Il Golan è una terrazza sul Medio Oriente, una montagna di basalto alta 1000 metri da cui puoi minacciare tutta Israele in un colpo solo, è uno stato d'animo di continua avventura e insicurezza oggi trasformato in una zona di coltivazioni e natura per circa 25mila fra israliani e drusi in una quarantina di comunità. La capitale, Katzrin, è nei testi che parlano del Secondo Tempio. Ma per i siriani odierni, la memoria storica è quella del Villayet nell'impero Ottomano, e poi del protettorato francese degli anni ‘20 e ‘30.  Solito Mediorente. Un passato conteso, un presente di scontro. Da tempo il Golan israeliano è pastorale: è un terrapieno di pascoli, antiche rovine, nuove cittadine, vigne in cui Israele produce fra i vini migliori del mondo. Ma, se in mano nemiche, sarebbe in giuoco tutto il Medio Oriente nel rischio di un'invasione iraniana e di Hezbollah sostenuta da Assad, contemplata da lontano da Putin. Probabilmente è questa la considerazione strategica che ha spinto Donald Trump a gettare il guanto sul terreno e a dichiarare che il Golan deve appartenere a Israele. Perchè sulla parte siriana del Golan Iran e Hezbollah stanno stabilendo le roccaforti di un attacco strategico al nemico più odiato, Israele. Questo, visto dagli USA, distrugge anche ogni eventualità che la conclusione del conflitto siriano si trasformi in una situazione di equilibrio, e rimette al centro, come l'America non ha mai voluto, il dittatore Bashar Assad che ha fatto dei suoi concittadini un popolo martirizzato (sono 800mila i morti) ed esule. Dalla parte israeliana, quella che Israele occupò durante la Guerra dei Sei Giorni nel 1967 difendendosi dall'attacco siriano concertato con Nasser d'Egitto il confine contiene l'ammassarsi del più pericoloso fra tutti i rischi conosciuti insieme al pericolo ISIS ormai sconfitto: l'imperialismo sciita condito dalla dittatura siriana.

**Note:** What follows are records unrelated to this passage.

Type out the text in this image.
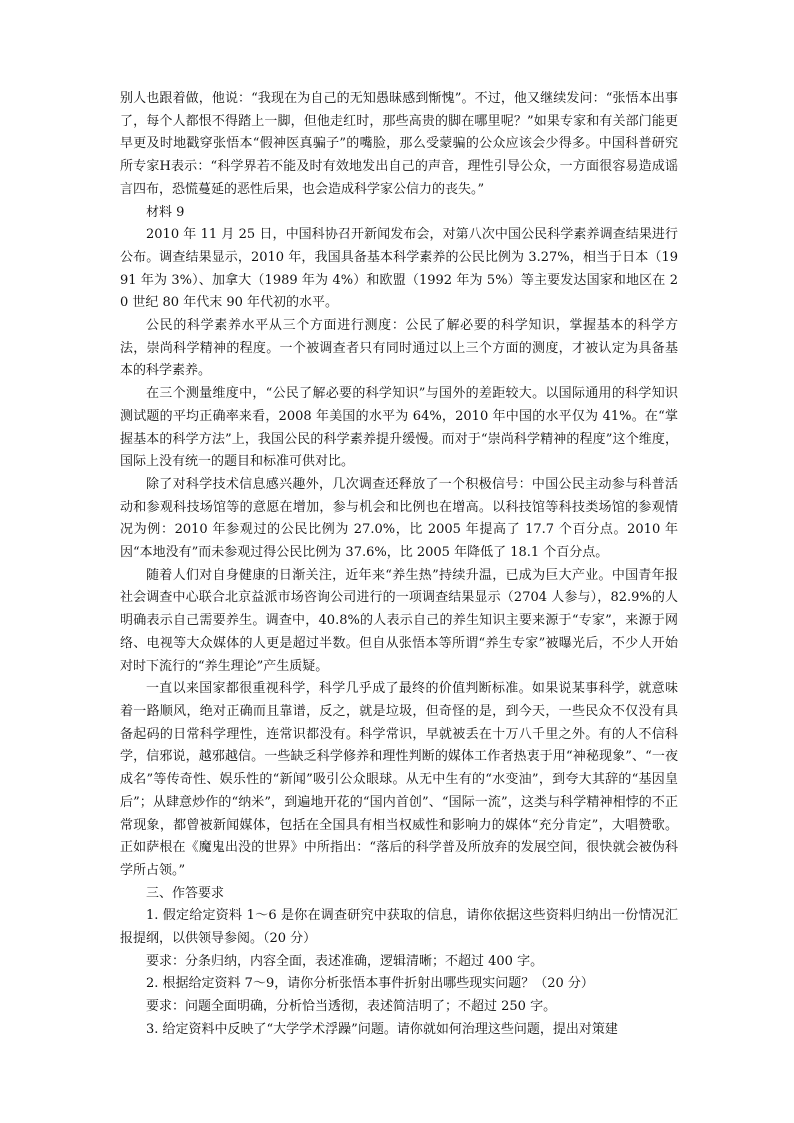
别人也跟着做，他说：“我现在为自己的无知愚昧感到惭愧”。不过，他又继续发问：“张悟本出事了，每个人都恨不得踏上一脚，但他走红时，那些高贵的脚在哪里呢？”如果专家和有关部门能更早更及时地戳穿张悟本“假神医真骗子”的嘴脸，那么受蒙骗的公众应该会少得多。中国科普研究所专家H表示：“科学界若不能及时有效地发出自己的声音，理性引导公众，一方面很容易造成谣言四布，恐慌蔓延的恶性后果，也会造成科学家公信力的丧失。”

材料 9

2010 年 11 月 25 日，中国科协召开新闻发布会，对第八次中国公民科学素养调查结果进行公布。调查结果显示，2010 年，我国具备基本科学素养的公民比例为 3.27%，相当于日本（1991 年为 3%）、加拿大（1989 年为 4%）和欧盟（1992 年为 5%）等主要发达国家和地区在 20 世纪 80 年代末 90 年代初的水平。

公民的科学素养水平从三个方面进行测度：公民了解必要的科学知识，掌握基本的科学方法，崇尚科学精神的程度。一个被调查者只有同时通过以上三个方面的测度，才被认定为具备基本的科学素养。

在三个测量维度中，“公民了解必要的科学知识”与国外的差距较大。以国际通用的科学知识测试题的平均正确率来看，2008 年美国的水平为 64%，2010 年中国的水平仅为 41%。在“掌握基本的科学方法”上，我国公民的科学素养提升缓慢。而对于“崇尚科学精神的程度”这个维度，国际上没有统一的题目和标准可供对比。

除了对科学技术信息感兴趣外，几次调查还释放了一个积极信号：中国公民主动参与科普活动和参观科技场馆等的意愿在增加，参与机会和比例也在增高。以科技馆等科技类场馆的参观情况为例：2010 年参观过的公民比例为 27.0%，比 2005 年提高了 17.7 个百分点。2010 年因“本地没有”而未参观过得公民比例为 37.6%，比 2005 年降低了 18.1 个百分点。

随着人们对自身健康的日渐关注，近年来“养生热”持续升温，已成为巨大产业。中国青年报社会调查中心联合北京益派市场咨询公司进行的一项调查结果显示（2704 人参与），82.9%的人明确表示自己需要养生。调查中，40.8%的人表示自己的养生知识主要来源于“专家”，来源于网络、电视等大众媒体的人更是超过半数。但自从张悟本等所谓“养生专家”被曝光后，不少人开始对时下流行的“养生理论”产生质疑。

一直以来国家都很重视科学，科学几乎成了最终的价值判断标准。如果说某事科学，就意味着一路顺风，绝对正确而且靠谱，反之，就是垃圾，但奇怪的是，到今天，一些民众不仅没有具备起码的日常科学理性，连常识都没有。科学常识，早就被丢在十万八千里之外。有的人不信科学，信邪说，越邪越信。一些缺乏科学修养和理性判断的媒体工作者热衷于用“神秘现象”、“一夜成名”等传奇性、娱乐性的“新闻”吸引公众眼球。从无中生有的“水变油”，到夸大其辞的“基因皇后”；从肆意炒作的“纳米”，到遍地开花的“国内首创”、“国际一流”，这类与科学精神相悖的不正常现象，都曾被新闻媒体，包括在全国具有相当权威性和影响力的媒体“充分肯定”，大唱赞歌。正如萨根在《魔鬼出没的世界》中所指出：“落后的科学普及所放弃的发展空间，很快就会被伪科学所占领。”

三、作答要求

1. 假定给定资料 1～6 是你在调查研究中获取的信息，请你依据这些资料归纳出一份情况汇报提纲，以供领导参阅。（20 分）

要求：分条归纳，内容全面，表述准确，逻辑清晰；不超过 400 字。

2. 根据给定资料 7～9，请你分析张悟本事件折射出哪些现实问题？（20 分）

要求：问题全面明确，分析恰当透彻，表述简洁明了；不超过 250 字。

3. 给定资料中反映了“大学学术浮躁”问题。请你就如何治理这些问题，提出对策建
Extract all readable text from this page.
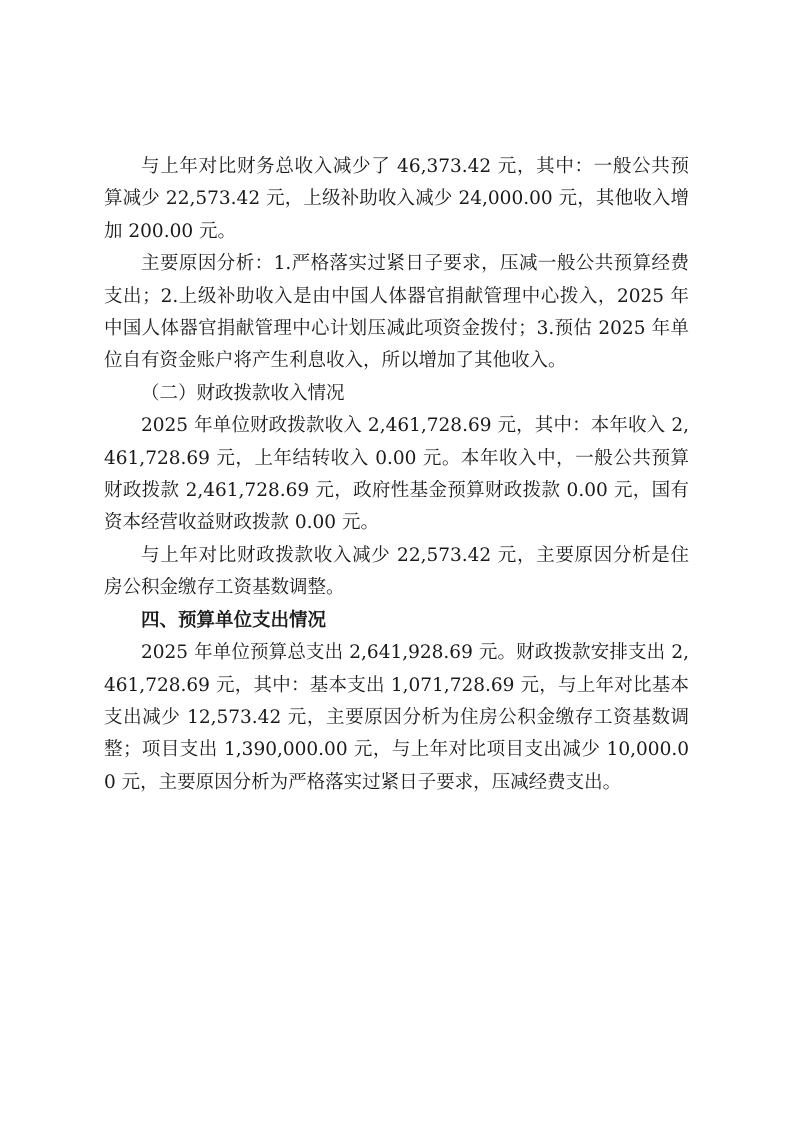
与上年对比财务总收入减少了 46,373.42 元，其中：一般公共预算减少 22,573.42 元，上级补助收入减少 24,000.00 元，其他收入增加 200.00 元。

主要原因分析：1.严格落实过紧日子要求，压减一般公共预算经费支出；2.上级补助收入是由中国人体器官捐献管理中心拨入，2025 年中国人体器官捐献管理中心计划压减此项资金拨付；3.预估 2025 年单位自有资金账户将产生利息收入，所以增加了其他收入。

（二）财政拨款收入情况

2025 年单位财政拨款收入 2,461,728.69 元，其中：本年收入 2,461,728.69 元，上年结转收入 0.00 元。本年收入中，一般公共预算财政拨款 2,461,728.69 元，政府性基金预算财政拨款 0.00 元，国有资本经营收益财政拨款 0.00 元。

与上年对比财政拨款收入减少 22,573.42 元，主要原因分析是住房公积金缴存工资基数调整。

四、预算单位支出情况

2025 年单位预算总支出 2,641,928.69 元。财政拨款安排支出 2,461,728.69 元，其中：基本支出 1,071,728.69 元，与上年对比基本支出减少 12,573.42 元，主要原因分析为住房公积金缴存工资基数调整；项目支出 1,390,000.00 元，与上年对比项目支出减少 10,000.00 元，主要原因分析为严格落实过紧日子要求，压减经费支出。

Dunque il presidente americano Donald Trump nel suo stile bizzarro e controverso(si dice che Mike Pompeo, in visita in Israele, sia stato preso di sorpresa) ha twittato la sua intenzione di riconoscere il Golan come parte dello Stato d'Israele. Una decisione esaltata presa alla vigilia del viaggio di Netanyahu, in piena campagna elettorale, che domenica vola negli Stati Uniti per un discorso all'AIPAC, la maggiore organizzazione della massa potente e divisa degli ebrei americani. Bibi ci va trionfante dopo il tweet dice: "Dopo 52 anni, è tempo per gli Stati Uniti di riconoscere interamente la sovranità israeliana sulle alture del Golan, che è di importanza critica e strategica per la sicurezza dello Stato di Israele e della Regione". Niente potrebbe essere più vero, se si pensa anche solo per un attimo all'alternativa: una grande terrazza su Israele da cui lanciare attacchi militari e terroristici, come avveniva fino al ‘67. Ricorda il generale Avigdor Kahalani un eroe della guerra del Kippur del 1973 in cui Israele fu presa di sorpresa, come il Golan fu la piattaforma critica su cui all'improvviso si avventarono 470 tank siriani, che vennero respinti con la forza della disperazione dai 150 carrarmati israeliani, a prezzo però della strage di centinaia di soldati animati da un furore eroico che salvò la nazione.  

Nel '67, quando la zona fu conquistata, Kahalani era già di stanza sul Golan, e ricorda come anche allora l'attacco fu siriano. Chi scrive, ragazzina volontaria al Kibbutz Neot Mordechai in alta Galilea, ricorda come gli aerei Mig spuntavano per bombardare da dietro le alture. I residenti della zona oggi sono rassicurati da una legge che fu votata nell'’81 per annettere il Golan, e impedisce di abbandonarlo se non con un referendum. Il Golan è anche prezioso per l'acqua perchè incombe sul Lago di Tiberiade, detto anche Mare di Galilea, e ci passa il Giordano. Dopo la guerra del ‘67 la Siria respinse ogni accordo di restituzione, e così via via sono falliti i piani di Ehud Barak, Olmert e anche di Netanyahu, che ci hanno provato scontrandosi con i no degli Assad padre e figlio. Adesso le reazioni sono svariate e tutte molto prevedibili: i siriani respingono con sdegno, i russi sperano che la cosa resti a livello di un tweet, Erdogan, al solito promette fuoco e fiamme, le altre capitali mediorentali reagiscono molto debolmente ormai abituate alla rassicurante presenza israeliana, e la Mogherini con l'Unione Europea non perde un'occasione per schierarsi contro Israele in nome della superviolata legge internazionale. Che l'abbia violata Assad o l'Iran di stanza in Siria non sembra importare molto all'UE. Eppure lo sa anche lei che sotto le alture del Golan si accalcano i feriti, gli esuli, le famiglie cacciate da Assad sperando che una delle pattuglie di Israele, come tempo fa, li raccolga nottetempo e li porti per curarli e assisterli, dalla sua parte.